Let's start by writing out the van der Waals equation of state for a gas: $$\left(P+\frac{a}{v^2}\right)(v-b) = RT$$ where \(P\) is the pressure, \(v\) is the specific volume (volume per unit mass), \(T\) is the temperature, \(R\) is the gas constant, and \(a\) and \(b\) are constants.

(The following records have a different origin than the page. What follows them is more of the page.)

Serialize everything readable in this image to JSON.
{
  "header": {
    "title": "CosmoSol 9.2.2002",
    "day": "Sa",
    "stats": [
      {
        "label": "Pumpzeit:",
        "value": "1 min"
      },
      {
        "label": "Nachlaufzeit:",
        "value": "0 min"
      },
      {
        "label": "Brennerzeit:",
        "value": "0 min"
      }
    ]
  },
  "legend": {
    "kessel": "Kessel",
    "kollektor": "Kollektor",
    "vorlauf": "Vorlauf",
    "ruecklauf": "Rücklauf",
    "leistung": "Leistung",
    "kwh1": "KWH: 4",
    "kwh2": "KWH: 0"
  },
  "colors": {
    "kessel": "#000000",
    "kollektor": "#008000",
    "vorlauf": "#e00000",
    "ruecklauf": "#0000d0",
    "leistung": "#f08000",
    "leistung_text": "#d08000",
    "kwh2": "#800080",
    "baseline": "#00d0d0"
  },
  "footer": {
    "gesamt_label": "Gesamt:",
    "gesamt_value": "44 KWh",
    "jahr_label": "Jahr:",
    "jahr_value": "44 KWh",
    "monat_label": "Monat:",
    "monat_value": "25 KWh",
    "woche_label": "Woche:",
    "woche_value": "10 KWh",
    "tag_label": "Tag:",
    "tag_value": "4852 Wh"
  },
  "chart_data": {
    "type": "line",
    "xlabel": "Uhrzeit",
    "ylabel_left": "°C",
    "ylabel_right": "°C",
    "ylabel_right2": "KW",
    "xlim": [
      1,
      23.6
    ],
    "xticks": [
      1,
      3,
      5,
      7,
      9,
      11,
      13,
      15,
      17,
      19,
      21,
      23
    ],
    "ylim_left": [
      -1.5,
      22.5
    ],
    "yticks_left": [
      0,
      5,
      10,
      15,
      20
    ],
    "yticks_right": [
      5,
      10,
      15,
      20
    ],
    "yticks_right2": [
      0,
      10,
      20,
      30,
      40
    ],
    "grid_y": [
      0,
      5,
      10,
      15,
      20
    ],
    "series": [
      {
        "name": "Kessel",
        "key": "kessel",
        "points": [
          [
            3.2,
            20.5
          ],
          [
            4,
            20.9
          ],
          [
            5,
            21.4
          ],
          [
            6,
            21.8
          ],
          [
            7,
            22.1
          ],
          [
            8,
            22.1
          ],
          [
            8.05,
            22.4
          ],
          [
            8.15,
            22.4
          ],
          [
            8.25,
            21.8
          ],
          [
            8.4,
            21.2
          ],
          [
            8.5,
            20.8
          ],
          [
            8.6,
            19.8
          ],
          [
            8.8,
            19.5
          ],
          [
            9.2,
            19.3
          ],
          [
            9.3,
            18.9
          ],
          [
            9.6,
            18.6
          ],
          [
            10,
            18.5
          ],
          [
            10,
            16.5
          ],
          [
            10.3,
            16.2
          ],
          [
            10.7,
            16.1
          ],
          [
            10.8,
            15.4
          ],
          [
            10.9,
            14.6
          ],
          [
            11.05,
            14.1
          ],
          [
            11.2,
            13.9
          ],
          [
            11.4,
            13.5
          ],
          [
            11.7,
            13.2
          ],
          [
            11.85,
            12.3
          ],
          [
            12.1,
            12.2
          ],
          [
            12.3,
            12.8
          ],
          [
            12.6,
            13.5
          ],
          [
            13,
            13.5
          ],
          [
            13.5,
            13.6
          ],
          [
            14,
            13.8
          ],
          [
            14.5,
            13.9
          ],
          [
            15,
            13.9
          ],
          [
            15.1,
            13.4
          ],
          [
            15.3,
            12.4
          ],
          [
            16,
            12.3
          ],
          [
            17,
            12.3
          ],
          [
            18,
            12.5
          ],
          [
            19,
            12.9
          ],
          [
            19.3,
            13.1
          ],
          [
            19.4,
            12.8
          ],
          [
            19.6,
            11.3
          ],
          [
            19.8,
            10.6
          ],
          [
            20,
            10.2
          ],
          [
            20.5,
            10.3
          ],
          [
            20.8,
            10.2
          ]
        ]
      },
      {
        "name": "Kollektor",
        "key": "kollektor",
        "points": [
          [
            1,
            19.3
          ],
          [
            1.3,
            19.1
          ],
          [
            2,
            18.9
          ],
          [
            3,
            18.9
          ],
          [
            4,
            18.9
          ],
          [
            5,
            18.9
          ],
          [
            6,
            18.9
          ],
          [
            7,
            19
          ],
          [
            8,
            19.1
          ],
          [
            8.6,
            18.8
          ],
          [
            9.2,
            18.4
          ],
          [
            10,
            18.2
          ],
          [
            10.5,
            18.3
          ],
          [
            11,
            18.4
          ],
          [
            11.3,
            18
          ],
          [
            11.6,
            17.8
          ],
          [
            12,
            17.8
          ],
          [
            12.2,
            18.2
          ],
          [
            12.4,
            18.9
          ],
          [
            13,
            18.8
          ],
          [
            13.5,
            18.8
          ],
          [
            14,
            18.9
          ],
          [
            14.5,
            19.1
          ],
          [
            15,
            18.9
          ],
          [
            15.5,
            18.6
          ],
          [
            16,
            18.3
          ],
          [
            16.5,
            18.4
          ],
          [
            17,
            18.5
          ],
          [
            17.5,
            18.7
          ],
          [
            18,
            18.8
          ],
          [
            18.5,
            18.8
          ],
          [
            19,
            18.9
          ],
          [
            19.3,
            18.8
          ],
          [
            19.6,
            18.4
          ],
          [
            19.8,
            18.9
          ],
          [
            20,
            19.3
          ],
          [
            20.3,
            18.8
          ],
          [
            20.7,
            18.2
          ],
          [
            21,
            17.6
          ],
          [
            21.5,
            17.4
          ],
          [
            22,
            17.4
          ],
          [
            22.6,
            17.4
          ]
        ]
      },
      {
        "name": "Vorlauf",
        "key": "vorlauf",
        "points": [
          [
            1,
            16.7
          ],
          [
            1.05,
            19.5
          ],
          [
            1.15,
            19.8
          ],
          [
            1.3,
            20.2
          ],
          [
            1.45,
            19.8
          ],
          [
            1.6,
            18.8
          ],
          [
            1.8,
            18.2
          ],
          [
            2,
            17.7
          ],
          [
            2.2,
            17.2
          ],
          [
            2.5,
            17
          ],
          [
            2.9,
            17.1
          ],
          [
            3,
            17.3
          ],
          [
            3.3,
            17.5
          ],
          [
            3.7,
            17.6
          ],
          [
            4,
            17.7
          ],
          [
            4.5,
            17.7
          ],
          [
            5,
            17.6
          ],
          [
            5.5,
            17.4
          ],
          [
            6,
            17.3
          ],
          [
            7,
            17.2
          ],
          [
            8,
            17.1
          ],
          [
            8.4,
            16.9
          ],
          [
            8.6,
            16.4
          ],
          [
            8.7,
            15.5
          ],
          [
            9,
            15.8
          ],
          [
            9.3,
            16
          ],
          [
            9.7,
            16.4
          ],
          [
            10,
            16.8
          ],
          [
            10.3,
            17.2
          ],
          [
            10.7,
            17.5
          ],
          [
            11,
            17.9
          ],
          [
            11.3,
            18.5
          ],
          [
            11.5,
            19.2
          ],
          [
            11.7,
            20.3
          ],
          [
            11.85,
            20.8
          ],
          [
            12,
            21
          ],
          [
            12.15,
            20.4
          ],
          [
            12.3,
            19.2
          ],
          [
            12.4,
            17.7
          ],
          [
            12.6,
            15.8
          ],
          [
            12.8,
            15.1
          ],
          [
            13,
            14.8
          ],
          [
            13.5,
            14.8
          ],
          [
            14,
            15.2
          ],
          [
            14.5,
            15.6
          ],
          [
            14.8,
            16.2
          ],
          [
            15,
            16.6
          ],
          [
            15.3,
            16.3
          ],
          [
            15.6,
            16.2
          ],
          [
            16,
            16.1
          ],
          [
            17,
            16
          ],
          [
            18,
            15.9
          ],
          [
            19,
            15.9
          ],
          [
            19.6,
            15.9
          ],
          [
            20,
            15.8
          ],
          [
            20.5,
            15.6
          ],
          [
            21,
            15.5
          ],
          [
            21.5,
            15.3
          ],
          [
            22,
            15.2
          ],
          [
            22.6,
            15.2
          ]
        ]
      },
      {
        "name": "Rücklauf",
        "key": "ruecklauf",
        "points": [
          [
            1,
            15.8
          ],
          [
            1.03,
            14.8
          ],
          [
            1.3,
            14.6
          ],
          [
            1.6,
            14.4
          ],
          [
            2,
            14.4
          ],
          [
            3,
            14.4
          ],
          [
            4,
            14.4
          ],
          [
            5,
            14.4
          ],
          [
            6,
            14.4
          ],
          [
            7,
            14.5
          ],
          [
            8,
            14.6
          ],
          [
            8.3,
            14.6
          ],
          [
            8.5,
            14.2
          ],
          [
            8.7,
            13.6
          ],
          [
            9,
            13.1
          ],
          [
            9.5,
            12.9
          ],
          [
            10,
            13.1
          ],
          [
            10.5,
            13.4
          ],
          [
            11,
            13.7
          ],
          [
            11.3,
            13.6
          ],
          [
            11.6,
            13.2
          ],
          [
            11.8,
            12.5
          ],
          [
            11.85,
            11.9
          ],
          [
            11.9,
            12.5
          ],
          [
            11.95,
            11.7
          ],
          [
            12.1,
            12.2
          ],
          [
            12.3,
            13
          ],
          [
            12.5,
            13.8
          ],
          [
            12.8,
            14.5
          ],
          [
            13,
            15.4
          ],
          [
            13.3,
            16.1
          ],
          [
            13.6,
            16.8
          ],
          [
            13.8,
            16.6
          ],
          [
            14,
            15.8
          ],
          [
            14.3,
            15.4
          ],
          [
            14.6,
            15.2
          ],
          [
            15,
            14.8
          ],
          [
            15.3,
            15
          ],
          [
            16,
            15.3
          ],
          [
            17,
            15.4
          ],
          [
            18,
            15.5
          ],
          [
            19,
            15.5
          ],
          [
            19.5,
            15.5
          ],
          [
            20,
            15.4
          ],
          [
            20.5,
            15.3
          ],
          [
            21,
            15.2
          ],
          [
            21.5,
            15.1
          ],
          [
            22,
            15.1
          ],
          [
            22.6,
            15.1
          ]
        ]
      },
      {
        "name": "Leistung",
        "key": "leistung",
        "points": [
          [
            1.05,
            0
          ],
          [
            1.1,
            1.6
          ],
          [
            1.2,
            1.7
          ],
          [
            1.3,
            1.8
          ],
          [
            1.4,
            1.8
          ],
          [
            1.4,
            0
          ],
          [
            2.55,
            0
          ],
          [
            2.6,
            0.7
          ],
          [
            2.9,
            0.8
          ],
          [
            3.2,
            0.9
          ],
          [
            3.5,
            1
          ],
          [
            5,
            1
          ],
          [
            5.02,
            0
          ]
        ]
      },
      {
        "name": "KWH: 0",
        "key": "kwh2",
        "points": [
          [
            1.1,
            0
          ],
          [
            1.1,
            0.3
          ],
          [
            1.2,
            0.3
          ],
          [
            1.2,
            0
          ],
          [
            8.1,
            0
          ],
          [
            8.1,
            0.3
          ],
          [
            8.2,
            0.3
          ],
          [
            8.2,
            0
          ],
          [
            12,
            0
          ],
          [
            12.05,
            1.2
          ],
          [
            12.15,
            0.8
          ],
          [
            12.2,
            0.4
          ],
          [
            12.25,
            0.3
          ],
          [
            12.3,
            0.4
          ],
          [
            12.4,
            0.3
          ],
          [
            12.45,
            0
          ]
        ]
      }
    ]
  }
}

Solve the van der Waals equation for temperature

Our task is to find the slope of \(v\)-constant lines in the \(T-P\) diagram. Thus, we should express \(T\) as a function of \(P\) and \(v\). To do this, let us solve the van der Waals equation for \(T\): $$T = \frac{P(v-b) + \frac{a}{v^2}(v-b)}{R}$$

Differentiate the temperature equation with respect to pressure

Now we need to find the slope of the lines determined by this equation, which means computing the derivative \(\frac{dT}{dP}\) while keeping \(v\) constant. So, let's differentiate the above equation with respect to \(P\): $$\frac{dT}{dP} = \frac{\partial}{\partial P} \left(\frac{P(v-b) + \frac{a}{v^2}(v-b)}{R}\right)$$ As \(v\) is constant, and \(a\), \(b\), and \(R\) are constants, the differentiation is fairly simple: $$\frac{dT}{dP} = \frac{v-b}{R}$$

State the answer

We have found the relation for the slope of the \(v\)-constant lines on a \(T-P\) diagram for a gas obeying the van der Waals equation of state: $$\frac{dT}{dP} = \frac{v-b}{R}$$ This implies that the slope of constant volume lines is directly proportional to \((v-b)\) and inversely proportional to the gas constant \(R\).